The global governing body sent a delegation led by chief competitions and events officer Colin Smith to inspect the bidding cities and their venues. The number of hotels, public transportation and whether the city is willing to commit public funding are among the decisive factors in FIFA’s criteria to award hosting rights.
The US cities in the running are New York, Dallas, Atlanta, Philadelphia/Washington DC, San Francisco, Houston, Seattle, Miami, Baltimore, Kansas City, Boston, Nashville, Denver, Orlando, Cincinnati and Los Angeles. With the Rose Bowl Stadium, the venue for the 1994 World Cup final between Brazil and Italy, and SoFi Stadium, the venue for the last Super Bowl, Los Angeles has two stadiums in competition.

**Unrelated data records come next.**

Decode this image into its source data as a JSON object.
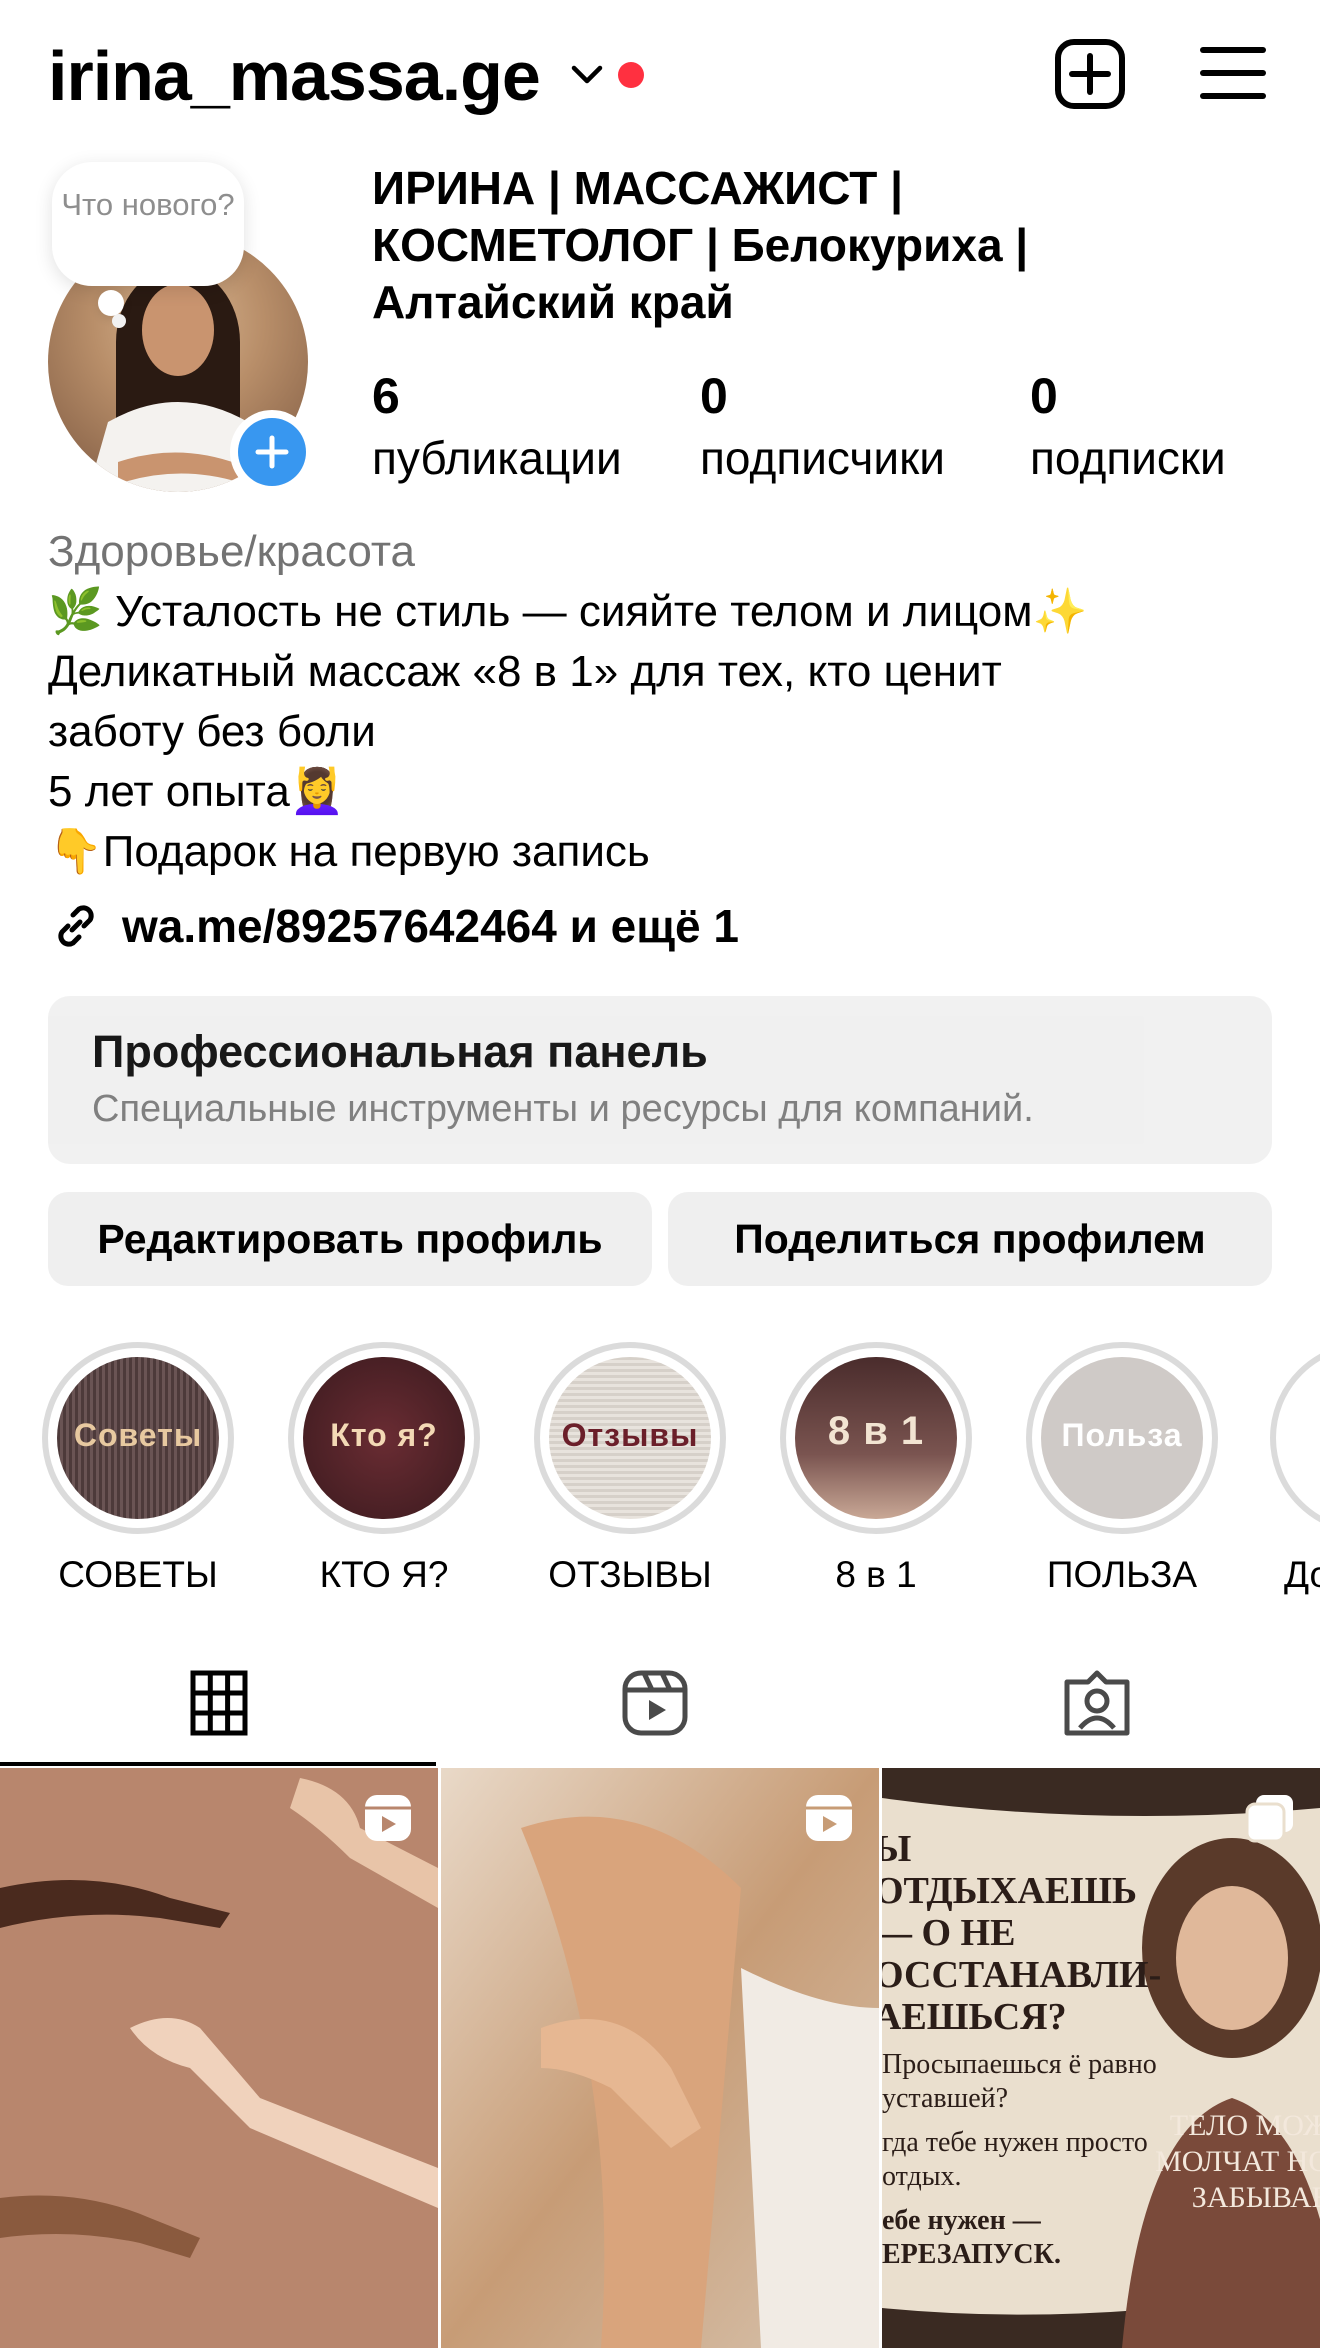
{
  "header": {
    "username": "irina_massa.ge",
    "icons": [
      "chevron-down-icon",
      "notification-dot",
      "add-post-icon",
      "menu-icon"
    ]
  },
  "profile": {
    "bubble_text": "Что нового?",
    "full_name": "ИРИНА | МАССАЖИСТ | КОСМЕТОЛОГ | Белокуриха | Алтайский край",
    "stats": [
      {
        "value": "6",
        "label": "публикации"
      },
      {
        "value": "0",
        "label": "подписчики"
      },
      {
        "value": "0",
        "label": "подписки"
      }
    ],
    "category": "Здоровье/красота",
    "bio_lines": [
      "🌿 Усталость не стиль — сияйте телом и лицом✨",
      "Деликатный массаж «8 в 1» для тех, кто ценит",
      "заботу без боли",
      "5 лет опыта💆‍♀️",
      "👇Подарок на первую запись"
    ],
    "link": "wa.me/89257642464 и ещё 1"
  },
  "pro_dashboard": {
    "title": "Профессиональная панель",
    "subtitle": "Специальные инструменты и ресурсы для компаний."
  },
  "buttons": {
    "edit": "Редактировать профиль",
    "share": "Поделиться профилем"
  },
  "highlights": [
    {
      "cover": "Советы",
      "label": "СОВЕТЫ",
      "color": "#5a4646",
      "text_color": "#e8c9a0"
    },
    {
      "cover": "Кто я?",
      "label": "КТО Я?",
      "color": "#4a2428",
      "text_color": "#f3d9b5"
    },
    {
      "cover": "Отзывы",
      "label": "ОТЗЫВЫ",
      "color": "#e4dfd9",
      "text_color": "#6b1f2a"
    },
    {
      "cover": "8 в 1",
      "label": "8 в 1",
      "color": "#5b3b3b",
      "text_color": "#f2e4d2"
    },
    {
      "cover": "Польза",
      "label": "ПОЛЬЗА",
      "color": "#cfcac7",
      "text_color": "#ffffff"
    },
    {
      "cover": "",
      "label": "До",
      "color": "#ffffff",
      "text_color": "#000000"
    }
  ],
  "tabs": [
    "grid-icon",
    "reels-icon",
    "tagged-icon"
  ],
  "posts": {
    "post3_title": "Ы ОТДЫХАЕШЬ — О НЕ ОССТАНАВЛИ- АЕШЬСЯ?",
    "post3_body1": "Просыпаешься ё равно уставшей?",
    "post3_body2": "гда тебе нужен просто отдых.",
    "post3_body3": "ебе нужен — ЕРЕЗАПУСК.",
    "post3_side": "ТЕЛО МОЖ МОЛЧАТ НО ЗАБЫВАЕ"
  }
}
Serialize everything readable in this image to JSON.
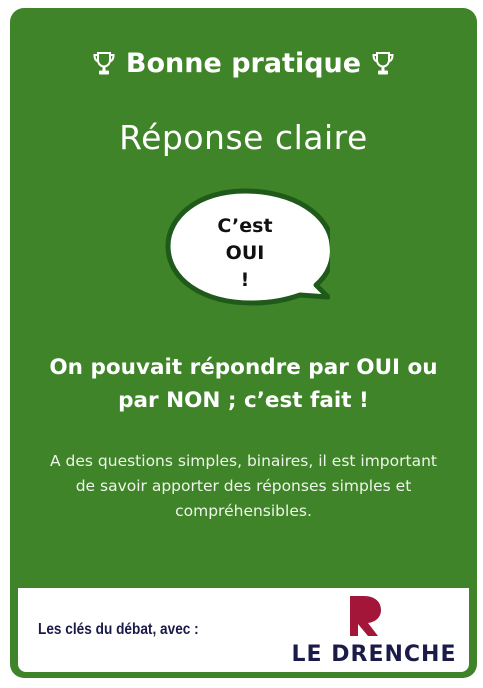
{
  "header": {
    "title": "Bonne pratique",
    "icon": "trophy-icon"
  },
  "subtitle": "Réponse claire",
  "bubble": {
    "line1": "C’est",
    "line2": "OUI",
    "line3": "!"
  },
  "headline": "On pouvait répondre par OUI ou par NON ; c’est fait !",
  "body": "A des questions simples, binaires, il est important de savoir apporter des réponses simples et compréhensibles.",
  "footer": {
    "label": "Les clés du débat, avec :",
    "logo_text": "LE DRENCHE"
  },
  "colors": {
    "card_green": "#3f8428",
    "bubble_border": "#1f5a1a",
    "logo_red": "#a3163a",
    "logo_navy": "#1b1b4a"
  }
}
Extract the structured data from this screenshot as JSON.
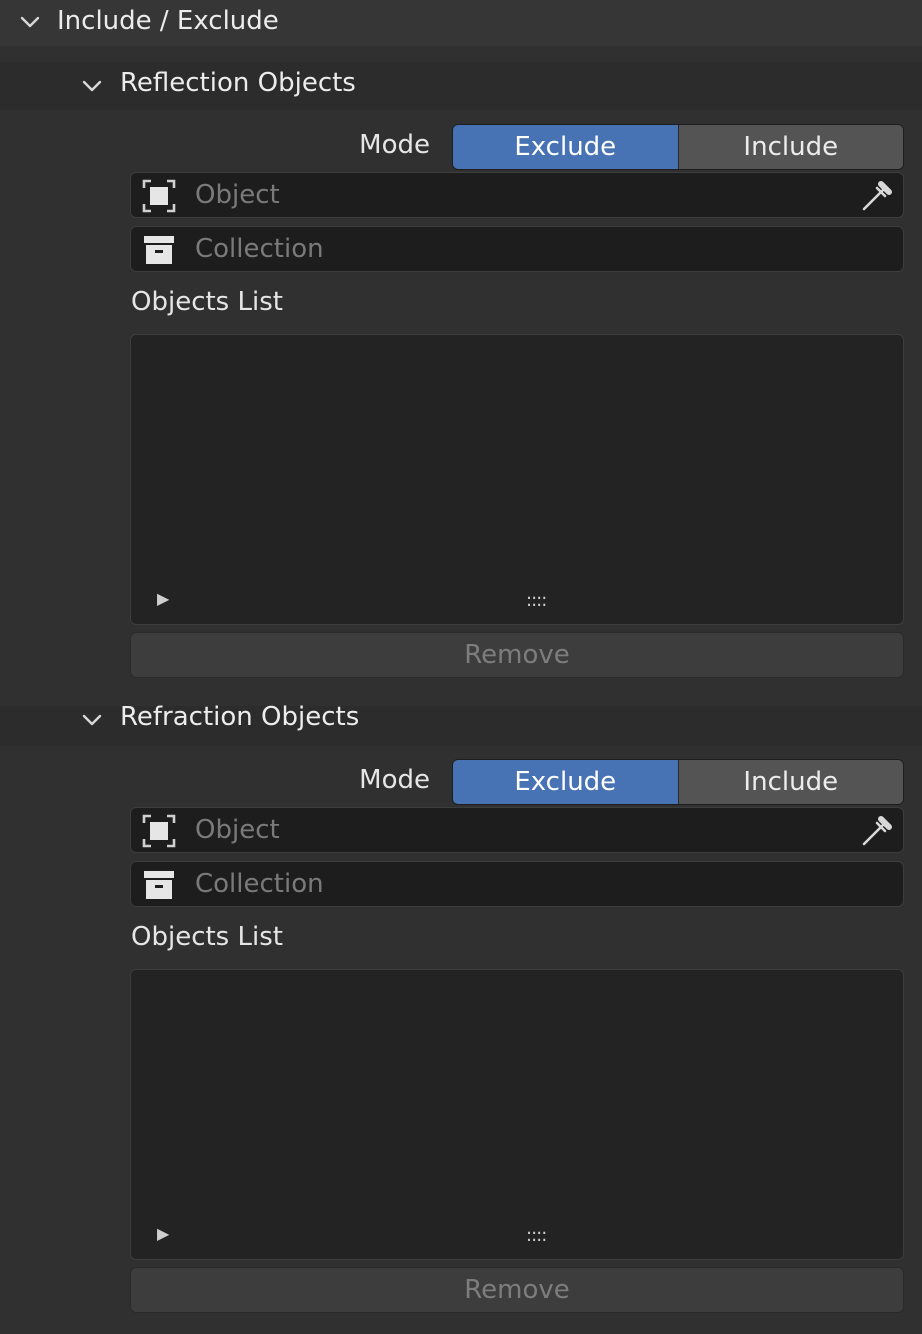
{
  "panel": {
    "title": "Include / Exclude"
  },
  "sections": [
    {
      "title": "Reflection Objects",
      "mode_label": "Mode",
      "mode_options": [
        "Exclude",
        "Include"
      ],
      "mode_selected": "Exclude",
      "object_placeholder": "Object",
      "collection_placeholder": "Collection",
      "list_label": "Objects List",
      "list_grip": "::::",
      "list_expand": "▶",
      "remove_label": "Remove"
    },
    {
      "title": "Refraction Objects",
      "mode_label": "Mode",
      "mode_options": [
        "Exclude",
        "Include"
      ],
      "mode_selected": "Exclude",
      "object_placeholder": "Object",
      "collection_placeholder": "Collection",
      "list_label": "Objects List",
      "list_grip": "::::",
      "list_expand": "▶",
      "remove_label": "Remove"
    }
  ],
  "icons": {
    "chevron": "chevron-down-icon",
    "object": "object-icon",
    "collection": "collection-icon",
    "eyedropper": "eyedropper-icon"
  },
  "colors": {
    "accent": "#4772b3",
    "background": "#303030",
    "field": "#1d1d1d"
  }
}
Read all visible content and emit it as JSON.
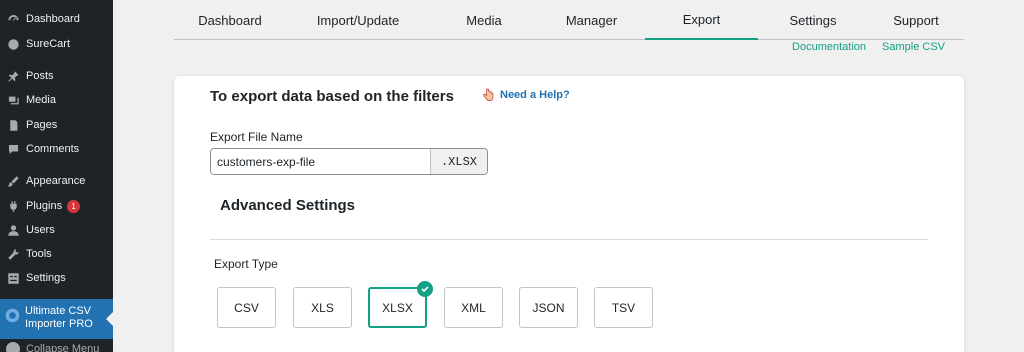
{
  "sidebar": {
    "items": [
      {
        "label": "Dashboard",
        "icon": "dashboard-icon"
      },
      {
        "label": "SureCart",
        "icon": "surecart-icon"
      },
      {
        "label": "Posts",
        "icon": "pin-icon"
      },
      {
        "label": "Media",
        "icon": "media-icon"
      },
      {
        "label": "Pages",
        "icon": "pages-icon"
      },
      {
        "label": "Comments",
        "icon": "comments-icon"
      },
      {
        "label": "Appearance",
        "icon": "brush-icon"
      },
      {
        "label": "Plugins",
        "icon": "plugin-icon",
        "badge": "1"
      },
      {
        "label": "Users",
        "icon": "users-icon"
      },
      {
        "label": "Tools",
        "icon": "wrench-icon"
      },
      {
        "label": "Settings",
        "icon": "settings-icon"
      }
    ],
    "active": {
      "label_line1": "Ultimate CSV",
      "label_line2": "Importer PRO"
    },
    "collapse": "Collapse Menu"
  },
  "tabs": [
    {
      "label": "Dashboard"
    },
    {
      "label": "Import/Update"
    },
    {
      "label": "Media"
    },
    {
      "label": "Manager"
    },
    {
      "label": "Export",
      "active": true
    },
    {
      "label": "Settings"
    },
    {
      "label": "Support"
    }
  ],
  "links": {
    "documentation": "Documentation",
    "sample_csv": "Sample CSV"
  },
  "card": {
    "title": "To export data based on the filters",
    "help": "Need a Help?",
    "file_name_label": "Export File Name",
    "file_name_value": "customers-exp-file",
    "extension": ".XLSX",
    "advanced_title": "Advanced Settings",
    "export_type_label": "Export Type",
    "export_types": [
      "CSV",
      "XLS",
      "XLSX",
      "XML",
      "JSON",
      "TSV"
    ],
    "selected_type": "XLSX"
  },
  "colors": {
    "accent": "#14a085",
    "sidebar_bg": "#1d2327",
    "active_menu": "#2271b1",
    "link_blue": "#2271b1"
  }
}
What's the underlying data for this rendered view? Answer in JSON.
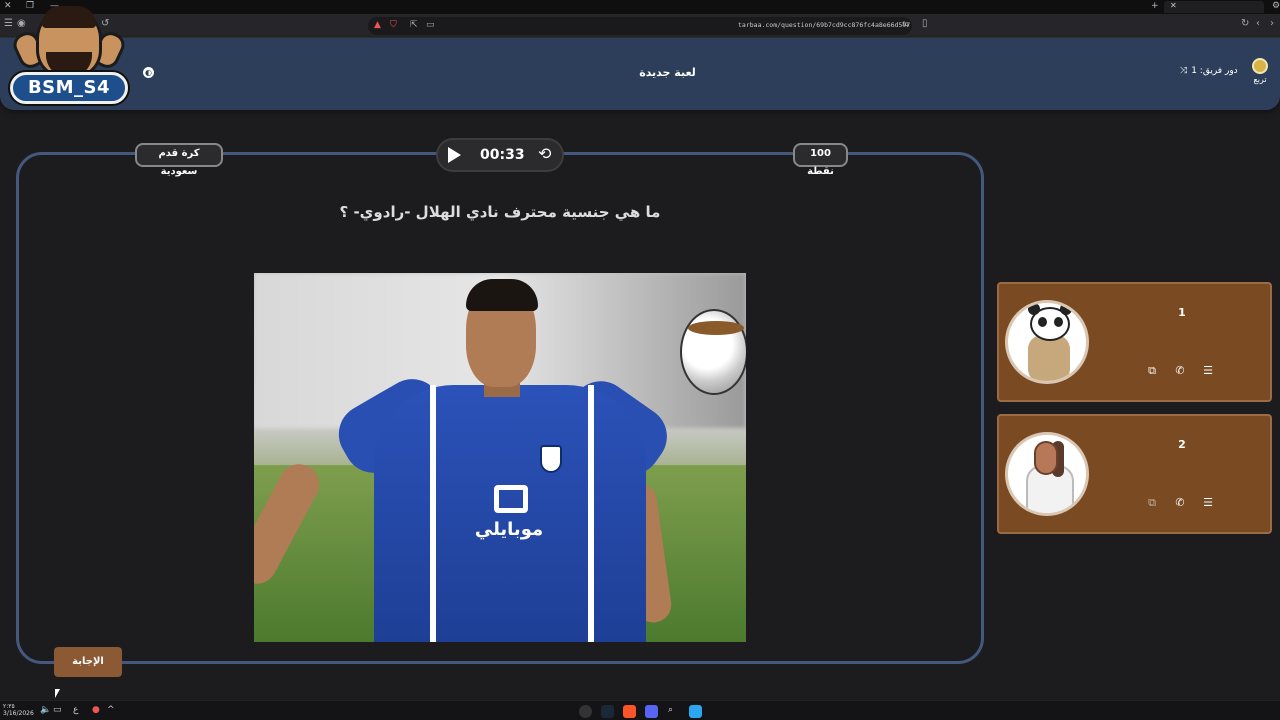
{
  "browser": {
    "url": "tarbaa.com/question/69b7cd9cc876fc4a8e66d597",
    "tab_label": "",
    "colors": {
      "bg": "#0f0f10",
      "bar": "#26262a"
    }
  },
  "streamer_overlay": {
    "name": "BSM_S4"
  },
  "header": {
    "title": "لعبة جديدة",
    "turn_label": "دور فريق: 1",
    "logo_label": "تربع",
    "colors": {
      "bg": "#2d3e5a"
    }
  },
  "question_card": {
    "category": "كرة قدم سعودية",
    "points": "100 نقطة",
    "timer": "00:33",
    "question": "ما هي جنسية محترف نادي الهلال -رادوي- ؟",
    "sponsor_text": "موبايلي",
    "colors": {
      "border": "#44597d"
    }
  },
  "answer_button": {
    "label": "الإجابة",
    "color": "#8b5a34"
  },
  "teams": [
    {
      "number": "1",
      "avatar": "panda-avatar",
      "color": "#7a4a22"
    },
    {
      "number": "2",
      "avatar": "horse-avatar",
      "color": "#7a4a22"
    }
  ],
  "taskbar": {
    "time": "٢:٣٥",
    "date": "3/16/2026"
  }
}
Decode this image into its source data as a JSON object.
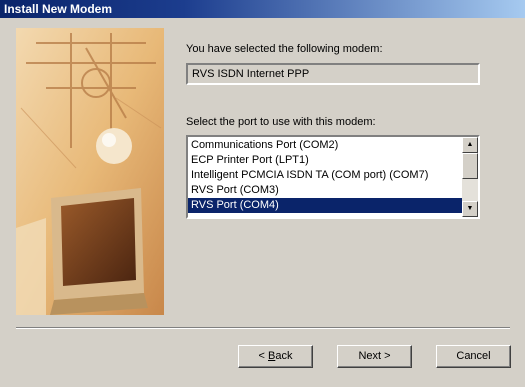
{
  "window": {
    "title": "Install New Modem"
  },
  "main": {
    "selected_label": "You have selected the following modem:",
    "modem_name": "RVS ISDN Internet PPP",
    "port_label": "Select the port to use with this modem:",
    "ports": [
      {
        "label": "Communications Port (COM2)",
        "selected": false
      },
      {
        "label": "ECP Printer Port (LPT1)",
        "selected": false
      },
      {
        "label": "Intelligent PCMCIA ISDN TA (COM port) (COM7)",
        "selected": false
      },
      {
        "label": "RVS Port (COM3)",
        "selected": false
      },
      {
        "label": "RVS Port (COM4)",
        "selected": true
      }
    ]
  },
  "buttons": {
    "back_mnemonic": "B",
    "back_rest": "ack",
    "back_prefix": "< ",
    "next_label": "Next >",
    "cancel_label": "Cancel"
  },
  "colors": {
    "title_bar": "#0a246a",
    "selection": "#0a246a",
    "dialog_face": "#d4d0c8",
    "wizard_image_tone": "#e8b978"
  },
  "icons": {
    "scroll_up": "scroll-up-arrow-icon",
    "scroll_down": "scroll-down-arrow-icon",
    "wizard_image": "computer-monitor-illustration"
  }
}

Chicago, Minneapolis and Phoenix were some of the cities to drop out in March 2018 over what city officials called burdensome financial demands by FIFA, referring to FIFA’s infamous tax waiver requirement.
FIFA is expected to pick ten US cities to host the finals, with America staging 60 out of 80 matches. The global governing body has, at least theoretically, already selected the cities that will stage matches in Mexico and Canada, the first 48-team World Cup and the first finals to be hosted by three countries.
Guadalajara, Mexico City and Monterrey will serve as host cities in Mexico while Toronto, Edmonton and Vancouver should step in for Canada. Montreal dropped out of the running after Quebec’s government voiced concern over the financial impact of staging World Cup matches, while Vancouver came in at the last minute to bring the Canadian contingent up to three. Any change to these cities would be a major surprise.
Zurich awarded the 2026 World Cup to the US, Mexico and Canada at the 2018 FIFA Congress in Moscow when the tri-bid saw off competition from Morocco, the eternal contender from Africa. The winning bid seduced the FIFA electorate – the Congress – with the promise of an $11 billion commercial outcome. The United bid and a return of World Cup hosting in the Concacaf was nevertheless hard to argue against on multiple criteria – not least the quality of the facilities available.
The US hosted the World Cup in 1994 when Pasadena, San Francisco, Detroit, New Jersey, Dallas, Orlando, Chicago, Washington DC and Boston hosted matches. Mexico staged the competition in 1970 and 1986. Canada has never organised football’s premium tournament but the country staged the 2015 Women’s World Cup.